Messeret Gebre-Kristos
Exploratory Data Analysis
Home › Cluster Analysis

Cluster Analysis

Problem Statement

Cluster documents you compared in hw4. You may use to generate proximity matrix and R to generate a dendrogram of the result. Comment on the dendrogram and tell us where you might cut it and why that would give a meaningful result.

Abstract

I clustered documents based on the terms they contain to see if they form into recognizable patterns of similarity. A matrix is created using dissim and the resulting matirx is plotted into a dendrogram and a heatmap for visual inspection of the patterns.

Data

I am still using the same set of documents as before: those authored by administartion staff and individual authors. However, I have randomly selected only a subset (84 documents) to make the dendrogram readable.

Steps

First I generated a list list of document and and term ids. (See the file). Then I used a C program (dissim) provided by my professor to create a dissimilarity matrix.

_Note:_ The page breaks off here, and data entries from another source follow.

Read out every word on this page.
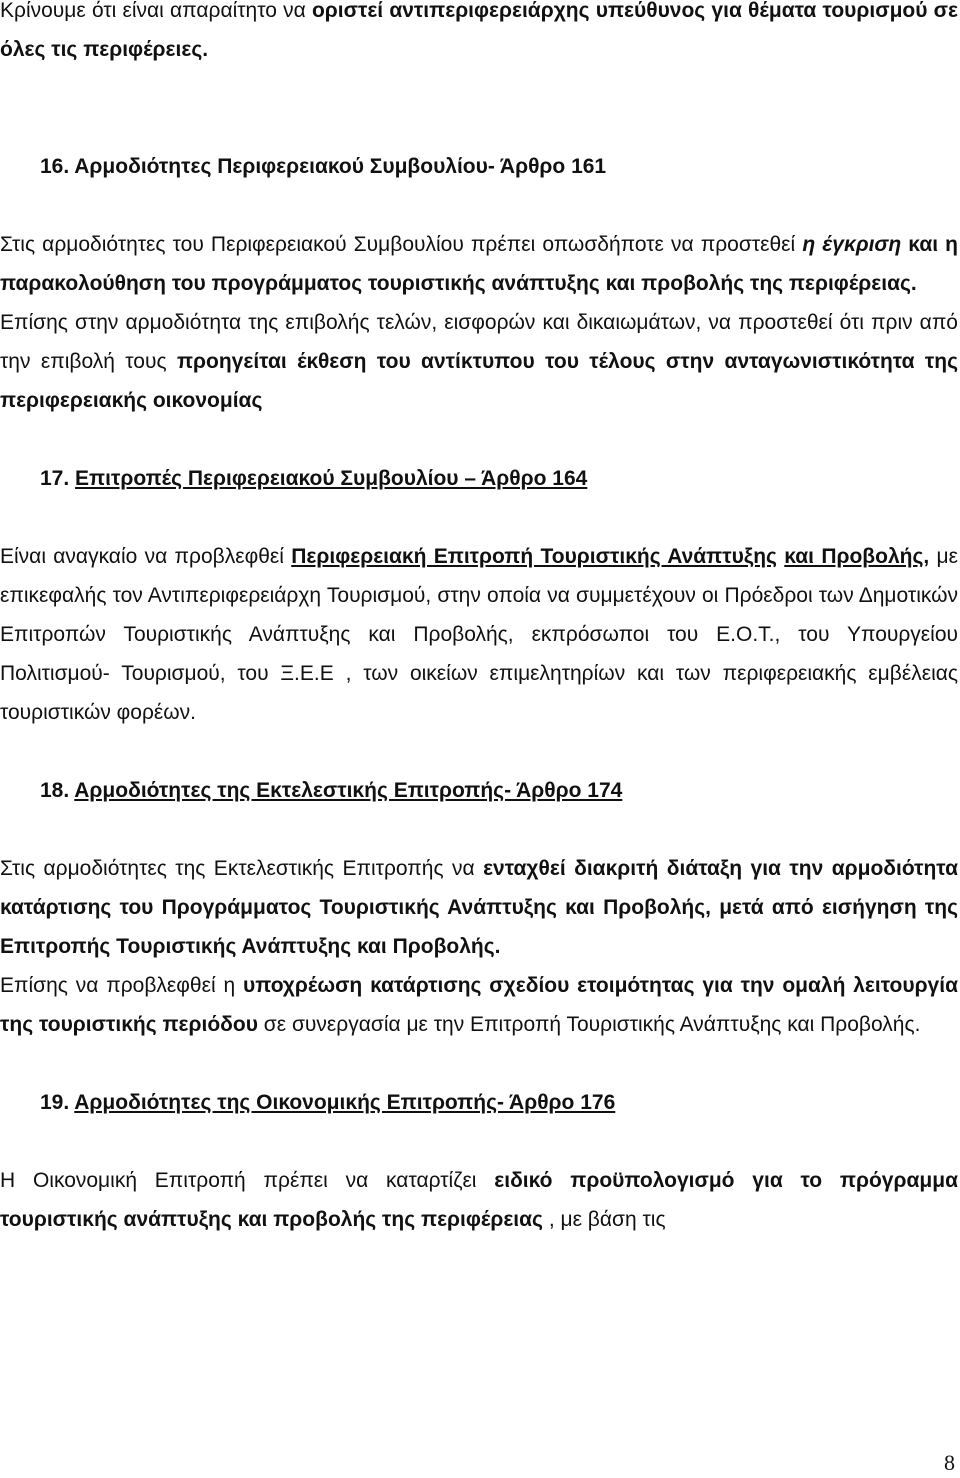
Κρίνουμε ότι είναι απαραίτητο να οριστεί αντιπεριφερειάρχης υπεύθυνος για θέματα τουρισμού σε όλες τις περιφέρειες.

16. Αρμοδιότητες Περιφερειακού Συμβουλίου- Άρθρο 161

Στις αρμοδιότητες του Περιφερειακού Συμβουλίου πρέπει οπωσδήποτε να προστεθεί η έγκριση και η παρακολούθηση του προγράμματος τουριστικής ανάπτυξης και προβολής της περιφέρειας.

Επίσης στην αρμοδιότητα της επιβολής τελών, εισφορών και δικαιωμάτων, να προστεθεί ότι πριν από την επιβολή τους προηγείται έκθεση του αντίκτυπου του τέλους στην ανταγωνιστικότητα της περιφερειακής οικονομίας

17. Επιτροπές Περιφερειακού Συμβουλίου – Άρθρο 164

Είναι αναγκαίο να προβλεφθεί Περιφερειακή Επιτροπή Τουριστικής Ανάπτυξης και Προβολής, με επικεφαλής τον Αντιπεριφερειάρχη Τουρισμού, στην οποία να συμμετέχουν οι Πρόεδροι των Δημοτικών Επιτροπών Τουριστικής Ανάπτυξης και Προβολής, εκπρόσωποι του Ε.Ο.Τ., του Υπουργείου Πολιτισμού- Τουρισμού, του Ξ.Ε.Ε , των οικείων επιμελητηρίων και των περιφερειακής εμβέλειας τουριστικών φορέων.

18. Αρμοδιότητες της Εκτελεστικής Επιτροπής- Άρθρο 174

Στις αρμοδιότητες της Εκτελεστικής Επιτροπής να ενταχθεί διακριτή διάταξη για την αρμοδιότητα κατάρτισης του Προγράμματος Τουριστικής Ανάπτυξης και Προβολής, μετά από εισήγηση της Επιτροπής Τουριστικής Ανάπτυξης και Προβολής.

Επίσης να προβλεφθεί η υποχρέωση κατάρτισης σχεδίου ετοιμότητας για την ομαλή λειτουργία της τουριστικής περιόδου σε συνεργασία με την Επιτροπή Τουριστικής Ανάπτυξης και Προβολής.

19. Αρμοδιότητες της Οικονομικής Επιτροπής- Άρθρο 176

Η Οικονομική Επιτροπή πρέπει να καταρτίζει ειδικό προϋπολογισμό για το πρόγραμμα τουριστικής ανάπτυξης και προβολής της περιφέρειας , με βάση τις

8
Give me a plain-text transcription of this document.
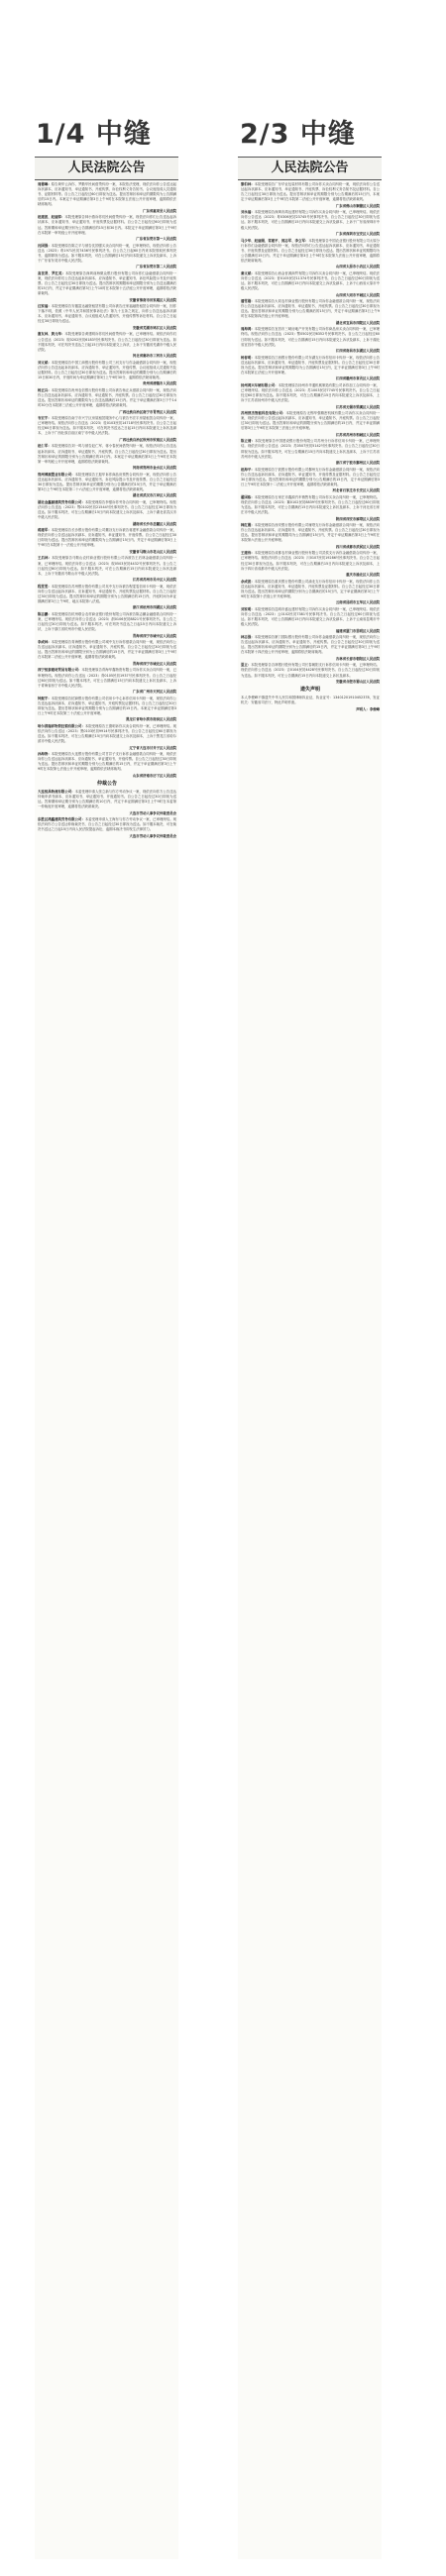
1/4 中缝	2/3 中缝
人民法院公告

周德琳：原告黄华云诉你、罗勤华民间借贷纠纷一案，本院依法受理，现依法向你公告送达起诉状副本、应诉通知书、举证通知书、开庭传票、诉讼权利义务告知书、合议庭组成人员通知书、证据材料等。自公告之日起经过60日即视为送达。提出答辩状和举证的期限均为公告期满后的15日内。本案定于举证期满后第3日上午9时在本院第五法庭公开开庭审理，逾期将依法缺席裁判。

广东省惠来县人民法院

赵建波、赵丽萍：本院受理原告林小燕诉你们民间借贷纠纷一案，现依法向你们公告送达起诉状副本、应诉通知书、举证通知书、开庭传票及证据材料。自公告之日起经过60日即视为送达。答辩期和举证期分别为公告期满后的15日和30日内。本院定于举证期满后第3日上午9时在本院第一审判庭公开开庭审理。

广东省东莞市第一人民法院

沈国强：本院受理原告陈立平与被告沈国强买卖合同纠纷一案，已审理终结，现依法向你公告送达（2023）粤1971民初7436号民事判决书。自公告之日起60日内来本院领取民事判决书，逾期即视为送达。如不服本判决，可在公告期满后15日内向本院递交上诉状及副本，上诉于广东省东莞市中级人民法院。

广东省东莞市第二人民法院

高世贤、罗红英：本院受理原告深圳前海微众银行股份有限公司诉你们金融借款合同纠纷一案，现依法向你们公告送达起诉状副本、应诉通知书、举证通知书、诉讼风险提示书及开庭传票。自公告之日起经过30日即视为送达。提出答辩状的期限和举证期限分别为公告送达期满后的15日内，并定于举证期满后第3日上午10时在本院第十五法庭公开开庭审理，逾期将依法缺席裁判。

安徽省淮南市田家庵区人民法院

汪家福：本院受理原告安徽富达融资租赁有限公司诉被告汪家福融资租赁合同纠纷一案，因你下落不明，依照《中华人民共和国民事诉讼法》第九十五条之规定，向你公告送达起诉状副本、应诉通知书、举证通知书、合议庭组成人员通知书、开庭传票等诉讼材料。自公告之日起经过30日即视为送达。

安徽省芜湖市鸠江区人民法院

谢友林、黄元华：本院受理原告黄建明诉你们民间借贷纠纷一案，已审理终结。现依法向你们公告送达（2023）皖0202民初6183号民事判决书。自公告之日起经过30日即视为送达。如不服本判决，可在判决书送达之日起15日内向本院递交上诉状，上诉于安徽省芜湖市中级人民法院。

河北省廊坊市三河市人民法院

刘文斌：本院受理原告中国工商银行股份有限公司三河支行与你金融借款合同纠纷一案，现依法向你公告送达起诉状副本、应诉通知书、举证通知书、开庭传票、合议庭组成人员通知书及证据材料。自公告之日起经过30日即视为送达。提出答辩状和举证的期限分别为公告期满后的15日和30日内，开庭时间为举证期满后第3日上午9时30分，逾期将依法缺席裁判。

贵州省清镇市人民法院

杨正兵：本院受理原告贵州农信银行股份有限公司诉被告杨正兵借款合同纠纷一案，现依法向你公告送达起诉状副本、应诉通知书、举证通知书、开庭传票。自公告之日起经过30日即视为送达。提出答辩状和举证的期限均为公告送达期满后15日内。并定于举证期满后第3日下午14时30分在本院第三法庭公开开庭审理，逾期将依法缺席裁判。

广西壮族自治区南宁市青秀区人民法院

韦宏宇：本院受理原告南宁市兴宁区房屋租赁服务中心与被告韦宏宇房屋租赁合同纠纷一案，已审理终结。现依法向你公告送达（2023）桂0103民初14718号民事判决书。自公告之日起经过60日即视为送达。如不服本判决，可在判决书送达之日起15日内向本院递交上诉状及副本，上诉于广西壮族自治区南宁市中级人民法院。

广西壮族自治区钦州市钦南区人民法院

赵仁军：本院受理原告刘一鸣与被告赵仁军、蒋小春民间借贷纠纷一案，现依法向你公告送达起诉状副本、应诉通知书、举证通知书、开庭传票。自公告之日起经过30日即视为送达。提出答辩状和举证的期限分别为公告期满后的15日内。本案定于举证期满后第3日上午9时在本院第一审判庭公开开庭审理，逾期将依法缺席裁判。

河南省郑州市金水区人民法院

郑州博源置业有限公司：本院受理原告王振华诉你商品房预售合同纠纷一案，现依法向你公告送达起诉状副本、应诉通知书、举证通知书、诉讼风险提示书及开庭传票。自公告之日起经过30日即视为送达。提出答辩状和举证的期限分别为公告期满后的15日内，并定于举证期满后第3日上午9时在本院第二十六法庭公开开庭审理，逾期将依法缺席裁判。

湖北省武汉市江岸区人民法院

湖北金鑫源建筑劳务有限公司：本院受理原告李强诉你劳务合同纠纷一案，已审理终结。现依法向你公告送达（2023）鄂0102民初21544号民事判决书。自公告之日起经过30日即视为送达。如不服本判决，可在公告期满后15日内向本院递交上诉状及副本，上诉于湖北省武汉市中级人民法院。

湖南省长沙市岳麓区人民法院

蒋建军：本院受理原告长沙银行股份有限公司麓谷支行诉被告蒋建军金融借款合同纠纷一案，现依法向你公告送达起诉状副本、应诉通知书、举证通知书、开庭传票。自公告之日起经过30日即视为送达。提出答辩状和举证的期限均为公告期满后15日内。并定于举证期满后第3日上午9时在本院第十一法庭公开开庭审理。

安徽省马鞍山市花山区人民法院

王后林：本院受理原告马鞍山农村商业银行股份有限公司诉被告王后林金融借款合同纠纷一案，已审理终结。现依法向你公告送达（2023）皖0503民初4432号民事判决书。自公告之日起经过60日即视为送达。如不服本判决，可在公告期满后15日内向本院递交上诉状及副本，上诉于安徽省马鞍山市中级人民法院。

江苏省苏州市吴中区人民法院

程雯雯：本院受理原告苏州银行股份有限公司吴中支行诉被告程雯雯信用卡纠纷一案，现依法向你公告送达起诉状副本、应诉通知书、举证通知书、开庭传票及证据材料。自公告之日起经过30日即视为送达。提出答辩状和举证的期限分别为公告期满后的15日内，开庭时间为举证期满后第3日上午9时，地点本院第八法庭。

浙江省杭州市西湖区人民法院

陈志鹏：本院受理原告杭州联合农村商业银行股份有限公司诉被告陈志鹏金融借款合同纠纷一案，已审理终结。现依法向你公告送达（2023）浙0106民初8821号民事判决书。自公告之日起经过30日即视为送达。如不服本判决，可在判决书送达之日起15日内向本院递交上诉状，上诉于浙江省杭州市中级人民法院。

青海省西宁市城中区人民法院

李成林：本院受理原告青海银行股份有限公司城中支行诉你借款合同纠纷一案，现依法向你公告送达起诉状副本、应诉通知书、举证通知书、开庭传票。自公告之日起经过30日即视为送达。提出答辩状和举证的期限分别为公告期满后的15日内，并定于举证期满后第3日上午9时在本院第二法庭公开开庭审理，逾期将依法缺席裁判。

青海省西宁市城北区人民法院

西宁恒泰建材贸易有限公司：本院受理原告青海华鑫物资有限公司诉你买卖合同纠纷一案，已审理终结。现依法向你公告送达（2023）青0105民初1937号民事判决书。自公告之日起经过60日即视为送达。如不服本判决，可在公告期满后15日内向本院递交上诉状及副本，上诉于青海省西宁市中级人民法院。

广东省广州市天河区人民法院

钟振宇：本院受理原告招商银行股份有限公司信用卡中心诉你信用卡纠纷一案，现依法向你公告送达起诉状副本、应诉通知书、举证通知书、开庭传票及证据材料。自公告之日起经过30日即视为送达。提出答辩状和举证的期限分别为公告期满后的15日内。本案定于举证期满后第3日上午9时在本院第三十法庭公开开庭审理。

黑龙江省哈尔滨市南岗区人民法院

哈尔滨瑞祥物资经销有限公司：本院受理原告王德明诉你买卖合同纠纷一案，已审理终结。现依法向你公告送达（2023）黑0103民初9914号民事判决书。自公告之日起经过60日即视为送达。如不服本判决，可在公告期满后15日内向本院递交上诉状及副本，上诉于黑龙江省哈尔滨市中级人民法院。

辽宁省大连市甘井子区人民法院

孙海涛：本院受理原告大连银行股份有限公司甘井子支行诉你金融借款合同纠纷一案，现依法向你公告送达起诉状副本、应诉通知书、举证通知书、开庭传票。自公告之日起经过30日即视为送达。提出答辩状和举证的期限分别为公告期满后的15日内，并定于举证期满后第3日上午9时在本院第七法庭公开开庭审理，逾期将依法缺席裁判。

山东省济南市历下区人民法院
仲裁公告

大连恒昌物流有限公司：本委受理申请人张立新与你方劳动争议一案，现依法向你方公告送达仲裁申请书副本、应诉通知书、举证通知书、开庭通知书。自公告之日起经过30日即视为送达。答辩期和举证期分别为公告期满后的10日内，并定于举证期满后第3日上午9时在本委第一仲裁庭开庭审理，逾期将依法缺席裁决。

大连市劳动人事争议仲裁委员会

东胜区鸿鑫建筑劳务有限公司：本委受理申请人王海东与你方劳动争议一案，已审理终结。现依法向你方公告送达仲裁裁决书，自公告之日起经过30日即视为送达。如不服本裁决，可在裁决书送达之日起15日内向人民法院提起诉讼，逾期本裁决书即发生法律效力。

大连市劳动人事争议仲裁委员会
人民法院公告

黎伯林：本院受理原告广东华业包装材料有限公司诉你买卖合同纠纷一案，现依法向你公告送达起诉状副本、应诉通知书、举证通知书、开庭传票、诉讼权利义务告知书及证据材料。自公告之日起经过30日即视为送达。提出答辩状和举证的期限分别为公告期满后的15日内，本案定于举证期满后第3日上午9时在本院第二法庭公开开庭审理，逾期将依法缺席裁判。

广东省佛山市顺德区人民法院

刘永福：本院受理原告深圳市鸿达建材有限公司诉你买卖合同纠纷一案，已审理终结。现依法向你公告送达（2023）粤0306民初23745号民事判决书。自公告之日起经过30日即视为送达。如不服本判决，可在公告期满后15日内向本院递交上诉状及副本，上诉于广东省深圳市中级人民法院。

广东省深圳市宝安区人民法院

马少华、赵丽娟、常建平、郭志军、李立军：本院受理原告中国农业银行股份有限公司太原分行诉你们金融借款合同纠纷一案，现依法向你们公告送达起诉状副本、应诉通知书、举证通知书、开庭传票及证据材料。自公告之日起经过30日即视为送达。提出答辩状和举证的期限均为公告期满后15日内。并定于举证期满后第3日上午9时在本院第九法庭公开开庭审理，逾期将依法缺席裁判。

山西省太原市小店区人民法院

秦文斌：本院受理原告山西金晋源商贸有限公司诉你买卖合同纠纷一案，已审理终结。现依法向你公告送达（2023）晋0105民初11374号民事判决书。自公告之日起经过60日即视为送达。如不服本判决，可在公告期满后15日内向本院递交上诉状及副本，上诉于山西省太原市中级人民法院。

山西省大同市平城区人民法院

潘雪刚：本院受理原告大同农村商业银行股份有限公司诉你金融借款合同纠纷一案，现依法向你公告送达起诉状副本、应诉通知书、举证通知书、开庭传票。自公告之日起经过30日即视为送达。提出答辩状和举证的期限分别为公告期满后的15日内，并定于举证期满后第3日上午9时在本院第四法庭公开开庭审理。

湖北省宜昌市西陵区人民法院

周海鸿：本院受理原告宜昌市三峡房地产开发有限公司诉你商品房买卖合同纠纷一案，已审理终结。现依法向你公告送达（2023）鄂0502民初6352号民事判决书。自公告之日起经过60日即视为送达。如不服本判决，可在公告期满后15日内向本院递交上诉状及副本，上诉于湖北省宜昌市中级人民法院。

江西省南昌市东湖区人民法院

杨春明：本院受理原告江西银行股份有限公司东湖支行诉你信用卡纠纷一案，现依法向你公告送达起诉状副本、应诉通知书、举证通知书、开庭传票及证据材料。自公告之日起经过30日即视为送达。提出答辩状和举证的期限均为公告期满后15日内，定于举证期满后第3日上午9时在本院第五法庭公开开庭审理。

江西省赣州市章贡区人民法院

扬州鸿兴车辆有限公司：本院受理原告扬州市华通机械制造有限公司诉你加工合同纠纷一案，已审理终结。现依法向你公告送达（2023）苏1003民初7745号民事判决书。自公告之日起经过60日即视为送达。如不服本判决，可在公告期满后15日内向本院递交上诉状及副本，上诉于江苏省扬州市中级人民法院。

江苏省无锡市梁溪区人民法院

苏州律杰智能科技有限公司：本院受理原告无锡华强精密机械有限公司诉你买卖合同纠纷一案，现依法向你公告送达起诉状副本、应诉通知书、举证通知书、开庭传票。自公告之日起经过30日即视为送达。提出答辩状和举证的期限分别为公告期满后的15日内，并定于举证期满后第3日上午9时在本院第三法庭公开开庭审理。

江苏省苏州市相城区人民法院

陈立清：本院受理原告中国建设银行股份有限公司苏州分行诉你信用卡纠纷一案，已审理终结。现依法向你公告送达（2023）苏0507民初5142号民事判决书。自公告之日起经过30日即视为送达。如不服本判决，可在公告期满后15日内向本院递交上诉状及副本，上诉于江苏省苏州市中级人民法院。

浙江省宁波市鄞州区人民法院

赵海平：本院受理原告宁波银行股份有限公司鄞州支行诉你金融借款合同纠纷一案，现依法向你公告送达起诉状副本、应诉通知书、举证通知书、开庭传票及证据材料。自公告之日起经过30日即视为送达。提出答辩状和举证的期限分别为公告期满后的15日内，定于举证期满后第3日上午9时在本院第十二法庭公开开庭审理，逾期将依法缺席裁判。

河北省石家庄市长安区人民法院

翟国栋：本院受理原告石家庄市鑫源汽车销售有限公司诉你买卖合同纠纷一案，已审理终结。现依法向你公告送达（2023）冀0102民初8839号民事判决书。自公告之日起经过60日即视为送达。如不服本判决，可在公告期满后15日内向本院递交上诉状及副本，上诉于河北省石家庄市中级人民法院。

陕西省西安市雁塔区人民法院

韩红霞：本院受理原告西安银行股份有限公司雁塔支行诉你金融借款合同纠纷一案，现依法向你公告送达起诉状副本、应诉通知书、举证通知书、开庭传票。自公告之日起经过30日即视为送达。提出答辩状和举证的期限均为公告期满后15日内，并定于举证期满后第3日上午9时在本院第六法庭公开开庭审理。

四川省成都市武侯区人民法院

王建伟：本院受理原告成都农村商业银行股份有限公司武侯支行诉你金融借款合同纠纷一案，已审理终结。现依法向你公告送达（2023）川0107民初19286号民事判决书。自公告之日起经过30日即视为送达。如不服本判决，可在公告期满后15日内向本院递交上诉状及副本，上诉于四川省成都市中级人民法院。

重庆市渝北区人民法院

余成波：本院受理原告重庆银行股份有限公司渝北支行诉你信用卡纠纷一案，现依法向你公告送达起诉状副本、应诉通知书、举证通知书、开庭传票及证据材料。自公告之日起经过30日即视为送达。提出答辩状和举证的期限分别为公告期满后的15日内，定于举证期满后第3日上午9时在本院第十法庭公开开庭审理。

云南省昆明市五华区人民法院

刘家明：本院受理原告昆明市盛达建材有限公司诉你买卖合同纠纷一案，已审理终结。现依法向你公告送达（2023）云0102民初7381号民事判决书。自公告之日起经过60日即视为送达。如不服本判决，可在公告期满后15日内向本院递交上诉状及副本，上诉于云南省昆明市中级人民法院。

福建省厦门市思明区人民法院

林志强：本院受理原告厦门国际银行股份有限公司诉你金融借款合同纠纷一案，现依法向你公告送达起诉状副本、应诉通知书、举证通知书、开庭传票。自公告之日起经过30日即视为送达。提出答辩状和举证的期限分别为公告期满后的15日内，并定于举证期满后第3日上午9时在本院第十四法庭公开开庭审理，逾期将依法缺席裁判。

吉林省长春市朝阳区人民法院

夏立：本院受理原告吉林银行股份有限公司长春朝阳支行诉你信用卡纠纷一案，已审理终结。现依法向你公告送达（2023）吉0104民初4428号民事判决书。自公告之日起经过30日即视为送达。如不服本判决，可在公告期满后15日内向本院递交上诉状及副本。

安徽省合肥市蜀山区人民法院
遗失声明

本人李俊峰不慎遗失中华人民共和国律师执业证，执业证号：13401201910452378，发证机关：安徽省司法厅，特此声明作废。

声明人：李俊峰
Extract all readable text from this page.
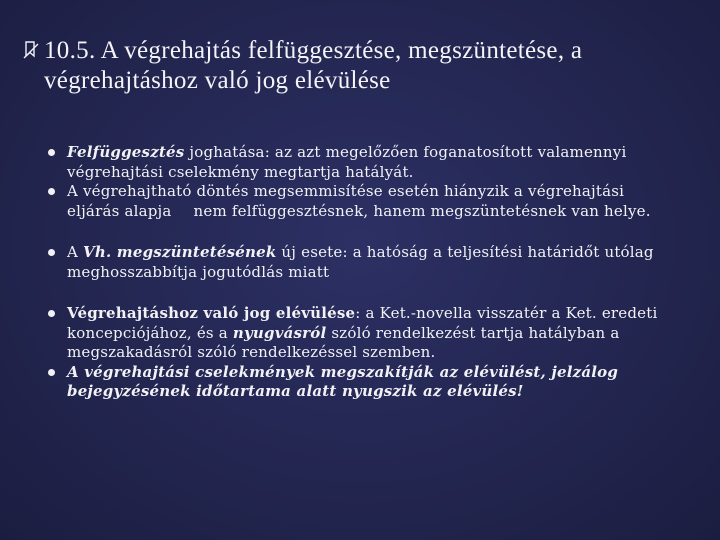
10.5. A végrehajtás felfüggesztése, megszüntetése, a végrehajtáshoz való jog elévülése
Felfüggesztés joghatása: az azt megelőzően foganatosított valamennyi végrehajtási cselekmény megtartja hatályát.
A végrehajtható döntés megsemmisítése esetén hiányzik a végrehajtási eljárás alapja nem felfüggesztésnek, hanem megszüntetésnek van helye.
A Vh. megszüntetésének új esete: a hatóság a teljesítési határidőt utólag meghosszabbítja jogutódlás miatt
Végrehajtáshoz való jog elévülése: a Ket.-novella visszatér a Ket. eredeti koncepciójához, és a nyugvásról szóló rendelkezést tartja hatályban a megszakadásról szóló rendelkezéssel szemben.
A végrehajtási cselekmények megszakítják az elévülést, jelzálog bejegyzésének időtartama alatt nyugszik az elévülés!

~mcq/mdscaler/dissim -r 84 -c 1404 < docids-termids > matrix.txt The command above produces the following matrix file.

Next I downloaded the matrix file to work with R installed on my PC. The following series of commands are ran on R.

> setwd("C:/Program Files/R/R-2.6.0/hw6")
> table <- read.table("matrix.txt", header="FALSE")
> matr <- as.matrix(table)
> scalematr<- t(scale(t(matr)))
> hr<-hclust(as.dist(1-cor(t(scalematr),method="pearson")),method="complete")
> library(lattice)
> library(stats) > par("ps"=8) > plot(hr)
The commands above produce the dendrogram. Adding the next commands would produce the heatmap. > as.dendrogram(hr)
> hc <- hclust(as.dist(1-cor(t(scalematr),method="spearman")),method="complete")
> heatmap(matr,Rowv=as.dendrogram(hr),Colv=as.dendrogram(hc),col=my.colorFct(),scale="row")
The output of these commands are a dendrogram and a heatmap

Comments

The plots are not very useful as they stand now because it is difficult to recognize the documetns only by their IDs. I have to figure out how to label the documents and determine their authors (admin or student). Then it would be much easier to see clustering patterns if any exist.